Tuesday, August 9, 2016

VOICE BANK

VOICE BANK
Jaya Jaitly
Former president, Samata party
I come from a very old generation where we read Rachel Carson’s Silent Spring. Then came Al Gore and now you mentioned the Pope. How is the bourgeois negation of climate change so strong that it does not seem to matter who writes what?


AMITAV GHOSH REPLIES: I think we all have to ask ourselves that. I was in Bengaluru a couple of days ago and talking to a lady, who was very well informed about climate change. At the end of our conversation, she said to me, “You know, I just bought a house on the beach.” That’s the derangement, isn’t it?


Saba Ali
Entrepreneur
Urbanisation is a terrible situation in India and I wanted to point out the corruption around us. What is the power of storytelling to fight these forces, especially corruption, and make people more aware and create a rising tide against it?

AMITAV GHOSH REPLIES:I wish I had the answer to that. I agree with you that cities are a blight. At the same time, when the farmer finds himself starving in Bundelkhand, he comes to the city. When farmers in Maharashtra find themselves in a drought, where do they go? They move to Mumbai. Can this process be reversed? When I lived in Delhi in the ’70s and ’80s, it had a population of four million. Now, it’s 20 million. I don’t think it is possible to efficiently manage these numbers. I don’t think it can be done logistically. I think more and more cities in India are becoming mega cities and I don’t think that can be turned back.

Radha Singh
Non-executive part-time chairperson, YES Bank
I read your book last night and couldn’t sleep, out of guilt and from fear. Are you arguing against growth per se or the kind of growth path on which we have embarked? Is growth itself something wrong to pursue, or is it the manner in which it is being pursued that really irks us and is calling upon us to think of more serious issues like climate change?

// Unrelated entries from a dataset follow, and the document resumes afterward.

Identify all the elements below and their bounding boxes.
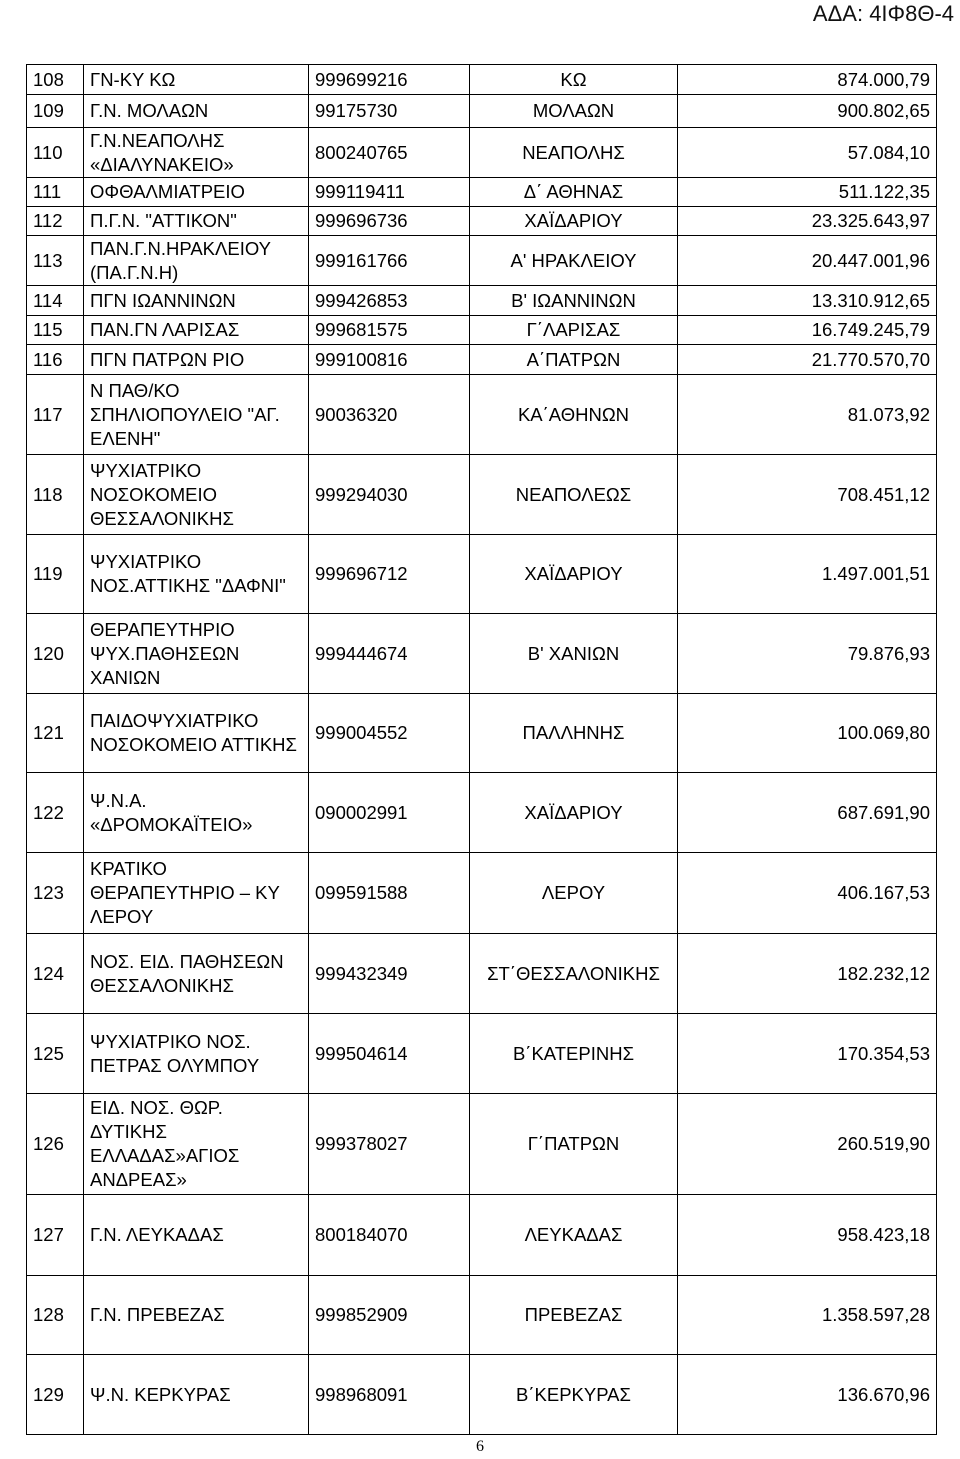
tax-id: 999161766 <box>309 236 470 286</box>
row-number: 109 <box>27 95 84 128</box>
hospital-name: ΠΑΝ.Γ.Ν.ΗΡΑΚΛΕΙΟΥ (ΠΑ.Γ.Ν.Η) <box>84 236 309 286</box>
tax-office: Α΄ΠΑΤΡΩΝ <box>470 345 678 375</box>
tax-office: Α' ΗΡΑΚΛΕΙΟΥ <box>470 236 678 286</box>
row-number: 122 <box>27 773 84 853</box>
row-number: 116 <box>27 345 84 375</box>
table-row <box>27 1094 937 1195</box>
tax-id: 99175730 <box>309 95 470 128</box>
table-row <box>27 1195 937 1276</box>
tax-office: Β΄ΚΕΡΚΥΡΑΣ <box>470 1355 678 1435</box>
tax-id: 090002991 <box>309 773 470 853</box>
ada-code: ΑΔΑ: 4ΙΦ8Θ-4 <box>812 1 954 26</box>
hospital-name: ΠΑΝ.ΓΝ ΛΑΡΙΣΑΣ <box>84 316 309 345</box>
row-number: 108 <box>27 65 84 95</box>
amount: 21.770.570,70 <box>678 345 937 375</box>
table-row <box>27 128 937 178</box>
tax-office: Β' ΧΑΝΙΩΝ <box>470 614 678 694</box>
tax-office: ΧΑΪΔΑΡΙΟΥ <box>470 773 678 853</box>
hospital-name: ΕΙΔ. ΝΟΣ. ΘΩΡ. ΔΥΤΙΚΗΣ ΕΛΛΑΔΑΣ»ΑΓΙΟΣ ΑΝΔΡΕΑΣ» <box>84 1094 309 1195</box>
hospital-name: ΠΓΝ ΠΑΤΡΩΝ ΡΙΟ <box>84 345 309 375</box>
amount: 16.749.245,79 <box>678 316 937 345</box>
tax-id: 999696712 <box>309 535 470 614</box>
table-row <box>27 455 937 535</box>
tax-id: 999426853 <box>309 286 470 316</box>
hospital-name: Γ.Ν. ΠΡΕΒΕΖΑΣ <box>84 1276 309 1355</box>
tax-office: ΣΤ΄ΘΕΣΣΑΛΟΝΙΚΗΣ <box>470 934 678 1014</box>
table-row <box>27 694 937 773</box>
tax-office: ΛΕΥΚΑΔΑΣ <box>470 1195 678 1276</box>
amount: 20.447.001,96 <box>678 236 937 286</box>
row-number: 114 <box>27 286 84 316</box>
table-row <box>27 236 937 286</box>
tax-office: ΝΕΑΠΟΛΗΣ <box>470 128 678 178</box>
amount: 79.876,93 <box>678 614 937 694</box>
hospital-name: ΟΦΘΑΛΜΙΑΤΡΕΙΟ <box>84 178 309 207</box>
tax-office: ΧΑΪΔΑΡΙΟΥ <box>470 535 678 614</box>
hospital-name: ΝΟΣ. ΕΙΔ. ΠΑΘΗΣΕΩΝ ΘΕΣΣΑΛΟΝΙΚΗΣ <box>84 934 309 1014</box>
tax-id: 999504614 <box>309 1014 470 1094</box>
table-row <box>27 853 937 934</box>
row-number: 127 <box>27 1195 84 1276</box>
row-number: 111 <box>27 178 84 207</box>
hospital-name: ΠΓΝ ΙΩΑΝΝΙΝΩΝ <box>84 286 309 316</box>
tax-id: 099591588 <box>309 853 470 934</box>
amount: 170.354,53 <box>678 1014 937 1094</box>
hospital-name: Γ.Ν. ΜΟΛΑΩΝ <box>84 95 309 128</box>
amount: 100.069,80 <box>678 694 937 773</box>
tax-id: 999681575 <box>309 316 470 345</box>
hospital-name: ΨΥΧΙΑΤΡΙΚΟ ΝΟΣ. ΠΕΤΡΑΣ ΟΛΥΜΠΟΥ <box>84 1014 309 1094</box>
hospital-name: Γ.Ν.ΝΕΑΠΟΛΗΣ «ΔΙΑΛΥΝΑΚΕΙΟ» <box>84 128 309 178</box>
tax-id: 999699216 <box>309 65 470 95</box>
hospital-name: ΨΥΧΙΑΤΡΙΚΟ ΝΟΣΟΚΟΜΕΙΟ ΘΕΣΣΑΛΟΝΙΚΗΣ <box>84 455 309 535</box>
tax-office: ΜΟΛΑΩΝ <box>470 95 678 128</box>
row-number: 123 <box>27 853 84 934</box>
amount: 406.167,53 <box>678 853 937 934</box>
row-number: 110 <box>27 128 84 178</box>
table-row <box>27 1014 937 1094</box>
table-row <box>27 535 937 614</box>
amount: 260.519,90 <box>678 1094 937 1195</box>
row-number: 128 <box>27 1276 84 1355</box>
tax-office: ΠΑΛΛΗΝΗΣ <box>470 694 678 773</box>
row-number: 115 <box>27 316 84 345</box>
tax-id: 800184070 <box>309 1195 470 1276</box>
hospital-name: ΚΡΑΤΙΚΟ ΘΕΡΑΠΕΥΤΗΡΙΟ – ΚΥ ΛΕΡΟΥ <box>84 853 309 934</box>
amount: 1.497.001,51 <box>678 535 937 614</box>
hospital-name: Ν ΠΑΘ/ΚΟ ΣΠΗΛΙΟΠΟΥΛΕΙΟ "ΑΓ. ΕΛΕΝΗ" <box>84 375 309 455</box>
table-row <box>27 316 937 345</box>
hospital-name: ΓΝ-ΚΥ ΚΩ <box>84 65 309 95</box>
amount: 900.802,65 <box>678 95 937 128</box>
page-number: 6 <box>476 1438 484 1455</box>
table-row <box>27 345 937 375</box>
table-body <box>27 65 937 1435</box>
table-row <box>27 207 937 236</box>
amount: 874.000,79 <box>678 65 937 95</box>
amount: 511.122,35 <box>678 178 937 207</box>
row-number: 119 <box>27 535 84 614</box>
hospital-name: Ψ.Ν. ΚΕΡΚΥΡΑΣ <box>84 1355 309 1435</box>
amount: 182.232,12 <box>678 934 937 1014</box>
tax-office: ΝΕΑΠΟΛΕΩΣ <box>470 455 678 535</box>
tax-office: ΠΡΕΒΕΖΑΣ <box>470 1276 678 1355</box>
table-row <box>27 934 937 1014</box>
tax-id: 999294030 <box>309 455 470 535</box>
amount: 23.325.643,97 <box>678 207 937 236</box>
hospital-name: ΠΑΙΔΟΨΥΧΙΑΤΡΙΚΟ ΝΟΣΟΚΟΜΕΙΟ ΑΤΤΙΚΗΣ <box>84 694 309 773</box>
hospital-table <box>26 64 937 1435</box>
table-row <box>27 286 937 316</box>
row-number: 112 <box>27 207 84 236</box>
tax-id: 800240765 <box>309 128 470 178</box>
table-row <box>27 773 937 853</box>
row-number: 125 <box>27 1014 84 1094</box>
amount: 1.358.597,28 <box>678 1276 937 1355</box>
hospital-name: ΘΕΡΑΠΕΥΤΗΡΙΟ ΨΥΧ.ΠΑΘΗΣΕΩΝ ΧΑΝΙΩΝ <box>84 614 309 694</box>
tax-office: ΚΑ΄ΑΘΗΝΩΝ <box>470 375 678 455</box>
row-number: 126 <box>27 1094 84 1195</box>
hospital-name: Ψ.Ν.Α. «ΔΡΟΜΟΚΑΪΤΕΙΟ» <box>84 773 309 853</box>
amount: 958.423,18 <box>678 1195 937 1276</box>
amount: 708.451,12 <box>678 455 937 535</box>
table-row <box>27 1276 937 1355</box>
tax-id: 999004552 <box>309 694 470 773</box>
tax-id: 999378027 <box>309 1094 470 1195</box>
table-row <box>27 65 937 95</box>
table-row <box>27 95 937 128</box>
tax-id: 999444674 <box>309 614 470 694</box>
tax-id: 999119411 <box>309 178 470 207</box>
amount: 136.670,96 <box>678 1355 937 1435</box>
row-number: 120 <box>27 614 84 694</box>
row-number: 129 <box>27 1355 84 1435</box>
hospital-name: Γ.Ν. ΛΕΥΚΑΔΑΣ <box>84 1195 309 1276</box>
table-row <box>27 375 937 455</box>
tax-office: ΛΕΡΟΥ <box>470 853 678 934</box>
table-row <box>27 178 937 207</box>
table-row <box>27 614 937 694</box>
tax-office: Γ΄ΛΑΡΙΣΑΣ <box>470 316 678 345</box>
tax-id: 999696736 <box>309 207 470 236</box>
hospital-name: ΨΥΧΙΑΤΡΙΚΟ ΝΟΣ.ΑΤΤΙΚΗΣ "ΔΑΦΝΙ" <box>84 535 309 614</box>
tax-office: Β΄ΚΑΤΕΡΙΝΗΣ <box>470 1014 678 1094</box>
tax-id: 90036320 <box>309 375 470 455</box>
row-number: 124 <box>27 934 84 1014</box>
table-row <box>27 1355 937 1435</box>
tax-office: Γ΄ΠΑΤΡΩΝ <box>470 1094 678 1195</box>
tax-id: 999432349 <box>309 934 470 1014</box>
amount: 13.310.912,65 <box>678 286 937 316</box>
amount: 687.691,90 <box>678 773 937 853</box>
hospital-name: Π.Γ.Ν. "ΑΤΤΙΚΟΝ" <box>84 207 309 236</box>
row-number: 113 <box>27 236 84 286</box>
tax-office: Β' ΙΩΑΝΝΙΝΩΝ <box>470 286 678 316</box>
tax-office: ΧΑΪΔΑΡΙΟΥ <box>470 207 678 236</box>
tax-id: 999852909 <box>309 1276 470 1355</box>
amount: 57.084,10 <box>678 128 937 178</box>
tax-id: 999100816 <box>309 345 470 375</box>
tax-office: ΚΩ <box>470 65 678 95</box>
row-number: 117 <box>27 375 84 455</box>
row-number: 118 <box>27 455 84 535</box>
row-number: 121 <box>27 694 84 773</box>
amount: 81.073,92 <box>678 375 937 455</box>
tax-office: Δ΄ ΑΘΗΝΑΣ <box>470 178 678 207</box>
tax-id: 998968091 <box>309 1355 470 1435</box>
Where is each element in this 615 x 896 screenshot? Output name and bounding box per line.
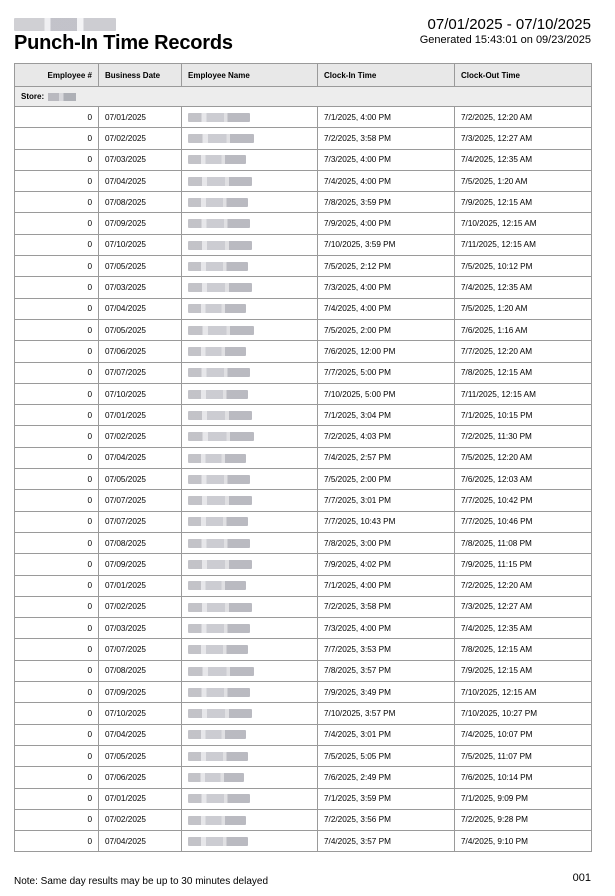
table-row bbox=[15, 256, 592, 277]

AMITAV GHOSH REPLIES:I think the problem is not growth, it is the way we conceive of growth, within certain really narrowly defined metrics. I think one thing that needs to be taken away from the enormity of what we face, it is this, to sit down and be forced to confront what is important in our lives. What is meaningful, what matters, the friends, family, community. We can grow through those relationships, that is also a process of growth.

Manan Kapoor
Writer
A couple of years ago, I watched a documentary called Chasing Ice. In it, they mentioned that a glacier in North America has receded more in the past decade than it had in the 20th century. It’s great that you are writing about the issue but, realistically, don’t you think we are too late?

AMITAV GHOSH REPLIES:Certain impacts are now unstoppable. The melting of the Greenland ice sheet and disturbances of West Antarctic glaciers are now unstoppable. In the past, it was heat that sent carbon into the air, now there is so much carbon in the air that heat has not caught up with it. The sea level rise is going to continue and the glaciers are in deep trouble but there is stuff that we can do to prepare. To me, that is really important, to prepare. We see this, we know this, but it does not enter our consciousness.